As an adult, I have realised when I compare myself to others, it can lead to feelings of despair. Here is how... Lately, I have been reading and listening to podcasts from famous entrepreneurs or about building a business or following very successful bloggers/health advocates. It has been inspiring and I have gleamed a number of red hot ideas worth pursuing. But then I get into compare mode...she has so many more followers than me, that website looks so great, that persons sells an amazing volume of products. And in the process of this comparing, self doubt and negative self talk will creep in. I could never do that, where do they find the time to do that, I’m not smart enough, confident enough...and this comparing is not helpful. These people I am comparing myself to, they haven’t just landed in their success overnight. It’s been hard work and a journey. I am just starting my journey so I need to just focus on the small (and achievable) steps. It’s worth remembering too that we always put the best bits of ourselves forward in social situations or on social media. People often reserve their struggles and vulnerability for behind closed doors.
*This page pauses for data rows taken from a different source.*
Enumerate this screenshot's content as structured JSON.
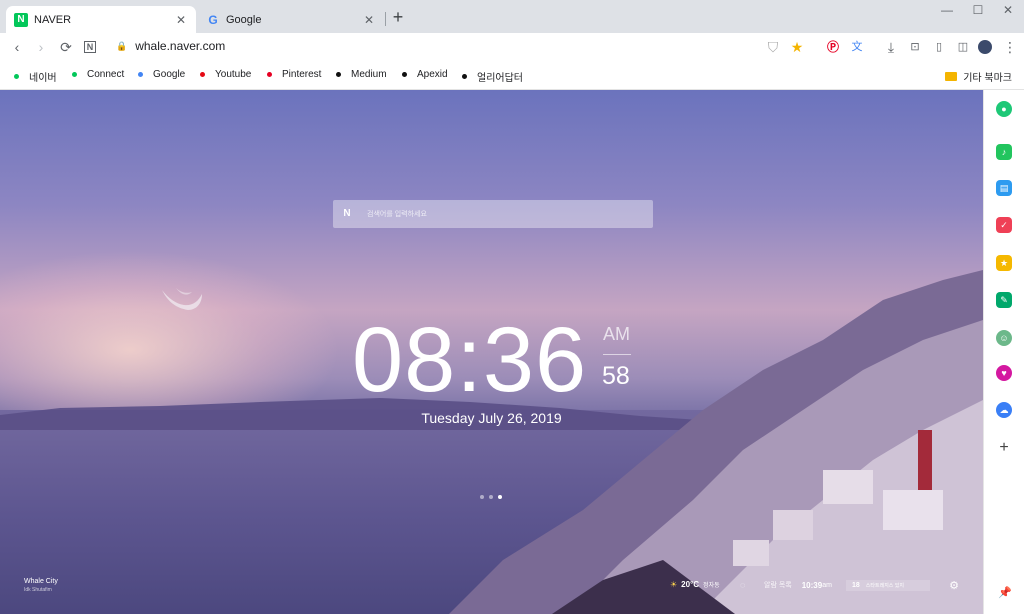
{
  "tabs": [
    {
      "title": "NAVER",
      "favicon": "naver-n-icon",
      "favicon_color": "#03c75a",
      "active": true
    },
    {
      "title": "Google",
      "favicon": "google-g-icon",
      "favicon_color": "#4285f4",
      "active": false
    }
  ],
  "toolbar": {
    "url": "whale.naver.com"
  },
  "bookmarks": [
    {
      "label": "네이버",
      "color": "#03c75a"
    },
    {
      "label": "Connect",
      "color": "#03c75a"
    },
    {
      "label": "Google",
      "color": "#4285f4"
    },
    {
      "label": "Youtube",
      "color": "#e50914"
    },
    {
      "label": "Pinterest",
      "color": "#e60023"
    },
    {
      "label": "Medium",
      "color": "#111111"
    },
    {
      "label": "Apexid",
      "color": "#111111"
    },
    {
      "label": "얼리어답터",
      "color": "#111111"
    }
  ],
  "bookmark_folder": "기타 북마크",
  "search": {
    "placeholder": "검색어를 입력하세요"
  },
  "clock": {
    "time": "08:36",
    "ampm": "AM",
    "seconds": "58",
    "date": "Tuesday July 26, 2019"
  },
  "credit": {
    "title": "Whale City",
    "author": "Idk Shutafim"
  },
  "widgets": {
    "temp": "20°C",
    "location": "정자동",
    "alarm_label": "알람 목록",
    "alarm_time": "10:39",
    "alarm_suffix": "am",
    "news_num": "18",
    "news_text": "스타트레지스 있지"
  },
  "sidebar": {
    "items": [
      {
        "name": "naver-app-icon",
        "color": "#1ec877"
      },
      {
        "name": "notification-icon",
        "color": "#22c55e"
      },
      {
        "name": "calendar-icon",
        "color": "#2d9bf0"
      },
      {
        "name": "pocket-icon",
        "color": "#ef4056"
      },
      {
        "name": "favorites-icon",
        "color": "#f5b800"
      },
      {
        "name": "translate-icon",
        "color": "#00a86b"
      },
      {
        "name": "avatar-icon",
        "color": "#6cb88a"
      },
      {
        "name": "heart-icon",
        "color": "#d418a0"
      },
      {
        "name": "cloud-icon",
        "color": "#3a7ff6"
      }
    ]
  }
}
So a comparison might only even be to the best version of someone else, not a true representation (think the “air-brushed” beauty versus the face in the mirror first thing in the morning!). Again, not helpful and not realistic. What I need to do is be mindful of these thoughts and the most important thing for me to acknowledge right now is that everyone is at a difference place in their respective wellness or business journeys.

And I even realised that often I compare myself to myself. If I am feeling low, unmotivated, sick or in pain I will often compare my activity levels, enthusiasm or mood to periods when I was feeling great. Or it might even be that I will compare myself at this moment with the “me” I would like to be (we all have that dream version of ourselves that never puts a foot wrong and is always a picture of perfection...don’t we?). This comparison also brings despair. I am not as motivated as I was last week; I am not as mentally clear as I was yesterday. There is an important lesson from Buddhism that I need to recall in these moments, impermanence. Not to hold on to an image or a comparative version of myself, let it go. She is long gone. I am changing in each moment.

So, comparing as a benchmark for setting goals and aspirations is helpful. Comparing to bring myself down and beat myself up is not. I am going to make a commitment to ditch comparison. Are you with me?  I will not compare myself to others because we are all different. We each have our own unique array of skills, challenges, backgrounds and support structures. I want to be happy with who I am and what I have achieved. I want to celebrate the successes of others and support those facing challenges. But I want to do this without comparing to my own situation. I will also stop comparing myself with myself. I am me at this point in time. Right now, in this moment, I might be sick or I might be feeling awesome and that is ok.
How do you compare? Is it helpful?
Photo credits to my 6 year old...not bad!